Kissing the sun for 60 minutes: an infrared sauna review

Kissing the sun for 60 minutes: an infrared sauna review

I’m one of those people who would try mostly anything in the name of Health and Wellness. Testing out chlorophyll water? Check. Epsom salt baths? With relish. You get the point. So when one of my friends suggested we visit an infrared sauna on one of the coldest (seriously mind-blowing-freeze-your-organs-and-take-cabs-5-blocks cold!) days of 2018 thus far, I was clearly in. Preaching to the organic cotton wearing choir.

So how is an infrared sauna different than a regular sauna? An infrared sauna heats the body directly, and causes a rise in your core temperature, instead of just the skin surface from the outside air. With an infrared sauna, you’re sweating out toxins that reside at the cellular level, with a plethora of health benefits.

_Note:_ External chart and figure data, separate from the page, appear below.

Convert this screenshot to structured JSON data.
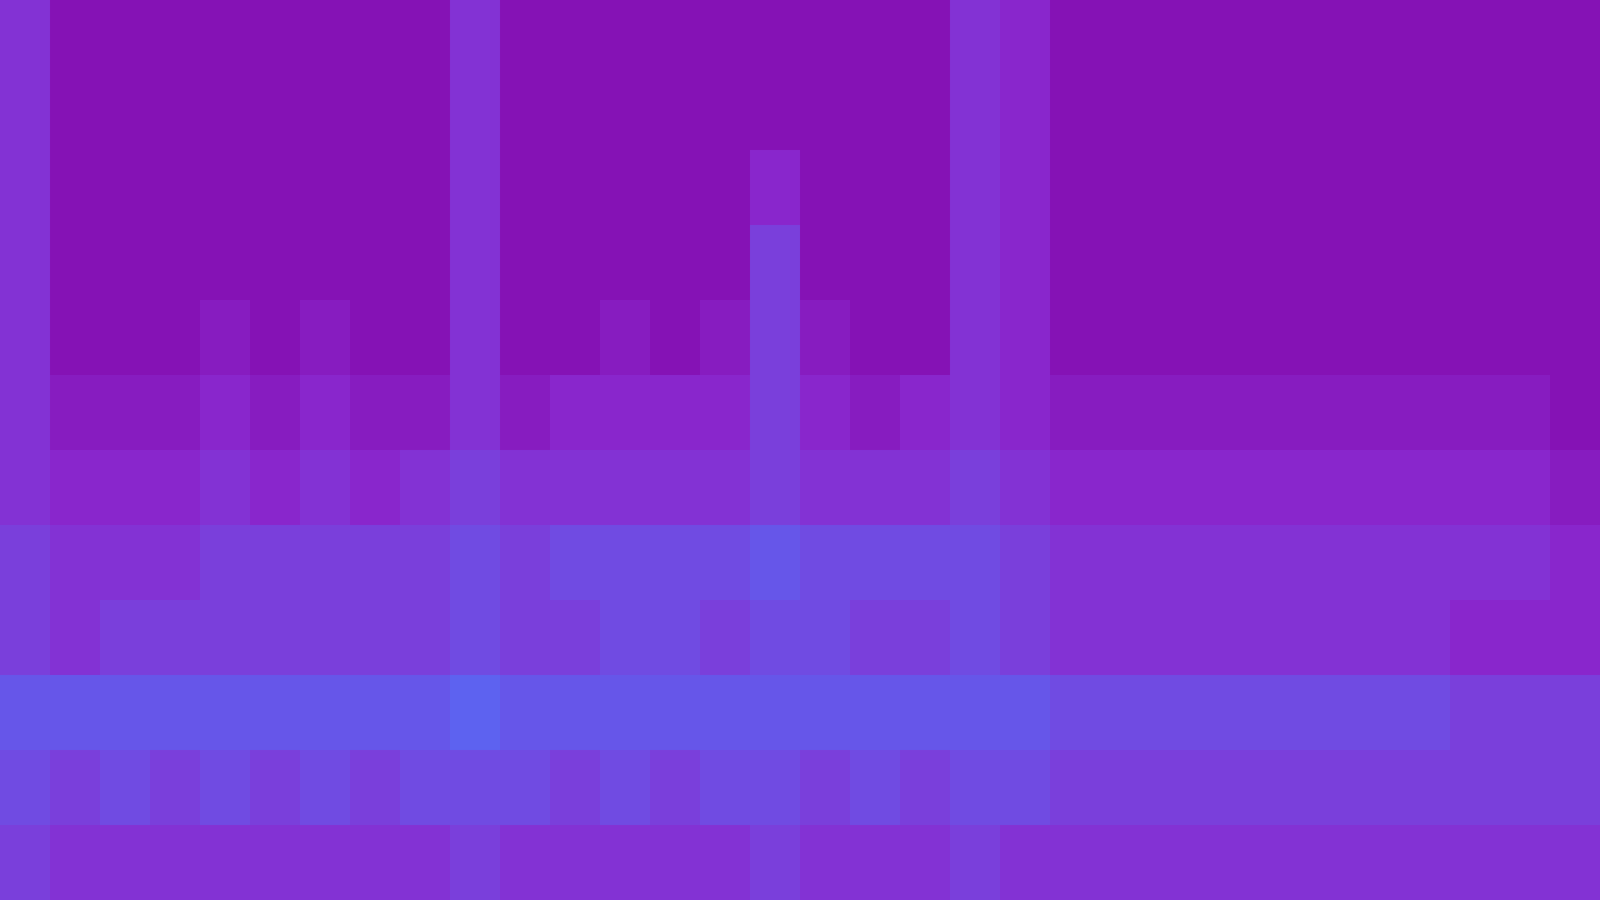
{
  "chart_data": {
    "type": "spectrogram",
    "tick_labels": false,
    "cells": [
      [
        3,
        0,
        0,
        0,
        0,
        0,
        0,
        0,
        0,
        3,
        0,
        0,
        0,
        0,
        0,
        0,
        0,
        0,
        0,
        3,
        2,
        0,
        0,
        0,
        0,
        0,
        0,
        0,
        0,
        0,
        0,
        0
      ],
      [
        3,
        0,
        0,
        0,
        0,
        0,
        0,
        0,
        0,
        3,
        0,
        0,
        0,
        0,
        0,
        0,
        0,
        0,
        0,
        3,
        2,
        0,
        0,
        0,
        0,
        0,
        0,
        0,
        0,
        0,
        0,
        0
      ],
      [
        3,
        0,
        0,
        0,
        0,
        0,
        0,
        0,
        0,
        3,
        0,
        0,
        0,
        0,
        0,
        2,
        0,
        0,
        0,
        3,
        2,
        0,
        0,
        0,
        0,
        0,
        0,
        0,
        0,
        0,
        0,
        0
      ],
      [
        3,
        0,
        0,
        0,
        0,
        0,
        0,
        0,
        0,
        3,
        0,
        0,
        0,
        0,
        0,
        4,
        0,
        0,
        0,
        3,
        2,
        0,
        0,
        0,
        0,
        0,
        0,
        0,
        0,
        0,
        0,
        0
      ],
      [
        3,
        0,
        0,
        0,
        1,
        0,
        1,
        0,
        0,
        3,
        0,
        0,
        1,
        0,
        1,
        4,
        1,
        0,
        0,
        3,
        2,
        0,
        0,
        0,
        0,
        0,
        0,
        0,
        0,
        0,
        0,
        0
      ],
      [
        3,
        1,
        1,
        1,
        2,
        1,
        2,
        1,
        1,
        3,
        1,
        2,
        2,
        2,
        2,
        4,
        2,
        1,
        2,
        3,
        2,
        1,
        1,
        1,
        1,
        1,
        1,
        1,
        1,
        1,
        1,
        0
      ],
      [
        3,
        2,
        2,
        2,
        3,
        2,
        3,
        2,
        3,
        4,
        3,
        3,
        3,
        3,
        3,
        4,
        3,
        3,
        3,
        4,
        3,
        2,
        2,
        2,
        2,
        2,
        2,
        2,
        2,
        2,
        2,
        1
      ],
      [
        4,
        3,
        3,
        3,
        4,
        4,
        4,
        4,
        4,
        5,
        4,
        5,
        5,
        5,
        5,
        6,
        5,
        5,
        5,
        5,
        4,
        3,
        3,
        3,
        3,
        3,
        3,
        3,
        3,
        3,
        3,
        2
      ],
      [
        4,
        3,
        4,
        4,
        4,
        4,
        4,
        4,
        4,
        5,
        4,
        4,
        5,
        5,
        4,
        5,
        5,
        4,
        4,
        5,
        4,
        3,
        3,
        3,
        3,
        3,
        3,
        3,
        3,
        2,
        2,
        2
      ],
      [
        6,
        6,
        6,
        6,
        6,
        6,
        6,
        6,
        6,
        7,
        6,
        6,
        6,
        6,
        6,
        6,
        6,
        6,
        6,
        6,
        6,
        5,
        5,
        5,
        5,
        5,
        5,
        5,
        5,
        4,
        4,
        4
      ],
      [
        5,
        4,
        5,
        4,
        5,
        4,
        5,
        4,
        5,
        5,
        5,
        4,
        5,
        4,
        5,
        5,
        4,
        5,
        4,
        5,
        5,
        4,
        4,
        4,
        4,
        4,
        4,
        4,
        4,
        4,
        4,
        4
      ],
      [
        4,
        3,
        3,
        3,
        3,
        3,
        3,
        3,
        3,
        4,
        3,
        3,
        3,
        3,
        3,
        4,
        3,
        3,
        3,
        4,
        3,
        3,
        3,
        3,
        3,
        3,
        3,
        3,
        3,
        3,
        3,
        3
      ]
    ]
  }
}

You want to know more about those benefits, right? The list is long, but this is an abbreviated version that felt true to my experience: release of muscle tension, detoxification of skin, lower blood pressure, reduced anxiety, increased calorie burn (up to 600 cals per 30 minutes), promotion of faster wound healing, and obviously, a big “om” zen feeling for the 24 hours afterwards.

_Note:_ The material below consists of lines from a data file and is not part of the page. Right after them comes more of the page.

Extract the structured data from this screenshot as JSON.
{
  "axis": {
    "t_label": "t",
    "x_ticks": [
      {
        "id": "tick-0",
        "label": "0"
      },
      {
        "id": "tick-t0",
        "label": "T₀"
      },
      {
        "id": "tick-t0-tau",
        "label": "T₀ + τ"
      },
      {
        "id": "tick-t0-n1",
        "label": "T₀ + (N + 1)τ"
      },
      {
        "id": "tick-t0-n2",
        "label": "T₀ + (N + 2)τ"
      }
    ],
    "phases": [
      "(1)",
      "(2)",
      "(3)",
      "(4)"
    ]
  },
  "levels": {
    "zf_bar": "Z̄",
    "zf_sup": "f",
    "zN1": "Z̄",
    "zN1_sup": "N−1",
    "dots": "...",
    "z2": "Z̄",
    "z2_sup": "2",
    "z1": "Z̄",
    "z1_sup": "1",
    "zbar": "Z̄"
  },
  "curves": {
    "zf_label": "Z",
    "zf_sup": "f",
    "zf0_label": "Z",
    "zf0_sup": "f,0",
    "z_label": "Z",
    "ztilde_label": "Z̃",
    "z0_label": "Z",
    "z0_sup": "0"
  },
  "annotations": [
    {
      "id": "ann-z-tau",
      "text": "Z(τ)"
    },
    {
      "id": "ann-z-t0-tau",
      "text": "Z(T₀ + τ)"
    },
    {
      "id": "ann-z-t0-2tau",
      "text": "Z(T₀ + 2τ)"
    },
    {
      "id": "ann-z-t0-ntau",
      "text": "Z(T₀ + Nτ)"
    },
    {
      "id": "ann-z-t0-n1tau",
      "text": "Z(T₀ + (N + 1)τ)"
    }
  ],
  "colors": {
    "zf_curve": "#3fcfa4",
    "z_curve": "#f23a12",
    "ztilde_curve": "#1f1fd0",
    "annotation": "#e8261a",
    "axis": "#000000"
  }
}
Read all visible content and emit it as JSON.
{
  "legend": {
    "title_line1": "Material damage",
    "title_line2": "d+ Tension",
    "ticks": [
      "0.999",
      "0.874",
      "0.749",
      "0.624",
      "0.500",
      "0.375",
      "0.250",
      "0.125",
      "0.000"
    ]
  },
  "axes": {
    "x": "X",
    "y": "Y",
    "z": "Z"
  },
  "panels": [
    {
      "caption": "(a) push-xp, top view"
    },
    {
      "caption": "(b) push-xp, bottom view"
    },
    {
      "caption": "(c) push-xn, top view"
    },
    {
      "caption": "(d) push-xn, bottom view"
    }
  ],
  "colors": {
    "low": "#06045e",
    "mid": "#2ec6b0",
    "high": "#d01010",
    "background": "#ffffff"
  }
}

The Session details. I visited NAO Wellness in Manhattan, which also rolls chromotherapy–color therapy–into their sauna offerings. This means you have a self-controlled lights menu with several color options tied to various health benefits: we went heavy with the blue light that helps melt away any seasonal affective disorder symptoms (and an iPhone hookup in the booth to play your music!). Some of the infrared saunas do not emphasis the addition of chromotherapy, but I thought it was a nice touch, and fun to change up the light treatment at different points in the session, plus you feel like you’re in the DJ booth :)

Obviously I can only write to my personal experience, as a lot of physical responses are individualized, but all in all it was enjoyable, relaxing but very productive, 60 minutes. A friend and I shared the booth, which was a tight squeeze for two–we both had to sit upright for the entire session–but not uncomfortable. About 10 minutes in, I really was sweating, you could feel the depth of the infrared rays, even though the sauna space was bone dry. NAO Wellness offers water with electrolytes, for mineral support, so I relied on a few water breaks to get me through the hour. I could feel myself relaxing, and some of the tension in my shoulders and back dissipating.

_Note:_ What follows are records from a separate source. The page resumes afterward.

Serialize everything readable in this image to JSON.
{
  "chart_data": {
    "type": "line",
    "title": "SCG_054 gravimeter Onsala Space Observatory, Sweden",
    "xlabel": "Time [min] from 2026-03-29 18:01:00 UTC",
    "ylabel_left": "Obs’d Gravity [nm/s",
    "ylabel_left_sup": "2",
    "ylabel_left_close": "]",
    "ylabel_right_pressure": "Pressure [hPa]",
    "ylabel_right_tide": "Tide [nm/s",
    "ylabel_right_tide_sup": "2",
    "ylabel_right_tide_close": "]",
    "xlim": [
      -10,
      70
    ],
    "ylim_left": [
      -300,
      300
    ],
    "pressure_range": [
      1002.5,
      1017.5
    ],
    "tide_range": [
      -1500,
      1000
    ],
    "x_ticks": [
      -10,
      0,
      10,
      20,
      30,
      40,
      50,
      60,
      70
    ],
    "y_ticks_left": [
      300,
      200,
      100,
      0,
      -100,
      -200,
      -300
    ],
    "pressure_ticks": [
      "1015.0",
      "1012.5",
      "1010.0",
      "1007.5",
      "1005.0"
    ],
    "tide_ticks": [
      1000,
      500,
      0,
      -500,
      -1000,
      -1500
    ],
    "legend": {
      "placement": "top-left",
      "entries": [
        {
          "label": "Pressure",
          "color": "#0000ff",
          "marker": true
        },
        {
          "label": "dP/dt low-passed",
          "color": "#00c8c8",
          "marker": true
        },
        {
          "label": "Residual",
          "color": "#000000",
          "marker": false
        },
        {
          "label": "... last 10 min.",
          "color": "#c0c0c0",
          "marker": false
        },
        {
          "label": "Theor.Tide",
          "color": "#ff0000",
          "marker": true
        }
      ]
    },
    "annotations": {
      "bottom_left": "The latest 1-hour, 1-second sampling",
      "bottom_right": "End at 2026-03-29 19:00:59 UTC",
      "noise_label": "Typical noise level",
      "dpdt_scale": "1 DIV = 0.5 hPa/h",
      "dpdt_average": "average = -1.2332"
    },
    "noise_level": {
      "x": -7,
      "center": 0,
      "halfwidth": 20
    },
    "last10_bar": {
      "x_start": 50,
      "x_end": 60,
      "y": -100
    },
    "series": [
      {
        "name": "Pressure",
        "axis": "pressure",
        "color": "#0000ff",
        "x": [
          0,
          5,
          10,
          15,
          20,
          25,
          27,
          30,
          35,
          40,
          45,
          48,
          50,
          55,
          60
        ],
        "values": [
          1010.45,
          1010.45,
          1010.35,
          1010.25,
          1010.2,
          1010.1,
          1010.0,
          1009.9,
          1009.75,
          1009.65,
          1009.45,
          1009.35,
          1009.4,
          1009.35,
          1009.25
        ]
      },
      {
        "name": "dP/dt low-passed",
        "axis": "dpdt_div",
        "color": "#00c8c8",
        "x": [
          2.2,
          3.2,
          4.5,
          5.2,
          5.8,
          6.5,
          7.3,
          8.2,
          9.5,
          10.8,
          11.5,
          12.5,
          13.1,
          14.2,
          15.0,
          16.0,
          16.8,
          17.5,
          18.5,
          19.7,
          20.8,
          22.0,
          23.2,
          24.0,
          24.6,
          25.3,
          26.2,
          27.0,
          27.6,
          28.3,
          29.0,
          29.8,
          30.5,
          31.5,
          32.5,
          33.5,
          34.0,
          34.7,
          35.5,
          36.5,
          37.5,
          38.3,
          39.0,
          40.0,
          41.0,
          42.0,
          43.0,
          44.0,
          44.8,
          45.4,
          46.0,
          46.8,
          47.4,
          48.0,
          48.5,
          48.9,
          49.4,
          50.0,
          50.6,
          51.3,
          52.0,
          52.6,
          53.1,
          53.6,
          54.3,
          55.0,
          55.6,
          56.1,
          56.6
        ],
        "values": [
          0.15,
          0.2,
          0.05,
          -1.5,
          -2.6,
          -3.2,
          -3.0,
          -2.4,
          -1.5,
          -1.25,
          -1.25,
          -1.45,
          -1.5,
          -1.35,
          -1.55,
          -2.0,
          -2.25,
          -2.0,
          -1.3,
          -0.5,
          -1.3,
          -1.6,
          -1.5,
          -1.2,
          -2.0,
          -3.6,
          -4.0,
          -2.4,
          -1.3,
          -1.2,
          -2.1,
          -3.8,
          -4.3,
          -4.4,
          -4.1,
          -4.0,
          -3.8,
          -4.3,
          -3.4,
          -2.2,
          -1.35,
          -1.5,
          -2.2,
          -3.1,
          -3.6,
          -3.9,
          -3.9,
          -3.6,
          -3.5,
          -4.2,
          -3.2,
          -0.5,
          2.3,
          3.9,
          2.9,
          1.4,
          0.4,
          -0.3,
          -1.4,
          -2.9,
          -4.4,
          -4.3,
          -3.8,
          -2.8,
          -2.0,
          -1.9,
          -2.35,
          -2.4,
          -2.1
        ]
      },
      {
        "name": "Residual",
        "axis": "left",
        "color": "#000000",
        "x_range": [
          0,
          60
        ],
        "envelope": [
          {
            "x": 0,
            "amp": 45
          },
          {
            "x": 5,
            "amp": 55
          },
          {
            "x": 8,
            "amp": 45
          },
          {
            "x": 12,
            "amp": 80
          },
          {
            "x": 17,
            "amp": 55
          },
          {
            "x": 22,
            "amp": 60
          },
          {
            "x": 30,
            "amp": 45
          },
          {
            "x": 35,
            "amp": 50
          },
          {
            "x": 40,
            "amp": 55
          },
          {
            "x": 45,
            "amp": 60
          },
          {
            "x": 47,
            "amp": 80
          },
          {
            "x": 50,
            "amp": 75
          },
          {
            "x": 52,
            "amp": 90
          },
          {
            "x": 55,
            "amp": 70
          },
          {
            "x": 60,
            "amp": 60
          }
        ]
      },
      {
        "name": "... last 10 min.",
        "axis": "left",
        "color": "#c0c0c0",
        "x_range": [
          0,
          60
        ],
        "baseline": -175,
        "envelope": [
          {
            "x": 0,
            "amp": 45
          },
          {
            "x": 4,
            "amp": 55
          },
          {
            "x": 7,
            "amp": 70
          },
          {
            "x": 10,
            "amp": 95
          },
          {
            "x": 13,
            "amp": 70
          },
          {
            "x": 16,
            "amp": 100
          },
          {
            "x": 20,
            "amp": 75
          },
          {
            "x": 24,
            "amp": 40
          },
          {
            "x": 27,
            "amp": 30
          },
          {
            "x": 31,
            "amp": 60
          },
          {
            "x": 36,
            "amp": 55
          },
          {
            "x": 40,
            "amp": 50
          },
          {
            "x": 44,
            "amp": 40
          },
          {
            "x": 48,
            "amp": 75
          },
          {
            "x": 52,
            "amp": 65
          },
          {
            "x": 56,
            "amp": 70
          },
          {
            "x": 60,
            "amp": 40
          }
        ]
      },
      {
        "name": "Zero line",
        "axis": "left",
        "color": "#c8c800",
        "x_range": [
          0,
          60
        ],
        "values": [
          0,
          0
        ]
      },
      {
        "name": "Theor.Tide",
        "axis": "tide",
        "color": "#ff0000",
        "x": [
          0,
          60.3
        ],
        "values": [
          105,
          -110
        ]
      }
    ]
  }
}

Immediately following the session, it was as if I had just left both a body scrub and back massage–my entire body felt really smooth and moisturized, and any tension or pain was lessened. The clarity of my skin was also noticeable–I did have a few things come to the surface later that day, as my skin continued to detox, but the healing process was also accelerated.  Note to the wise, you will be ravenous afterwards as your body is really working to respond to the infrared treatment, so be prepared to think about a meal shortly after the treatment!

Will I incorporate infrared therapy into my wellness regimen? I personally enjoyed the experiential aspects of the therapy more than the lasting results–physically I felt changed for around 2 days, but I assume that a more frequent treatment routine would close up those gaps. It’s a lovely relaxing way to spend an afternoon–bring a friend, or significant other!–but feels more of a special occasion add than a necessity. I’ll stick to my occasional 15-minute nail salon massages, facials and acupuncture, to keep me afloat. The friend I went with has gone back for treatments at other facilities, and want to make it more of a regular practice in her routine.

Would you try an infrared sauna? Are you a regular? I’m all ears. At NAO, a single session will run you $45 for 30 minutes and $65 for an hour, but prices drop if you bring a buddy. I occasionally try out wellness therapies and will try to bring more of those experiences over here for those that are trying to live a more holistic life.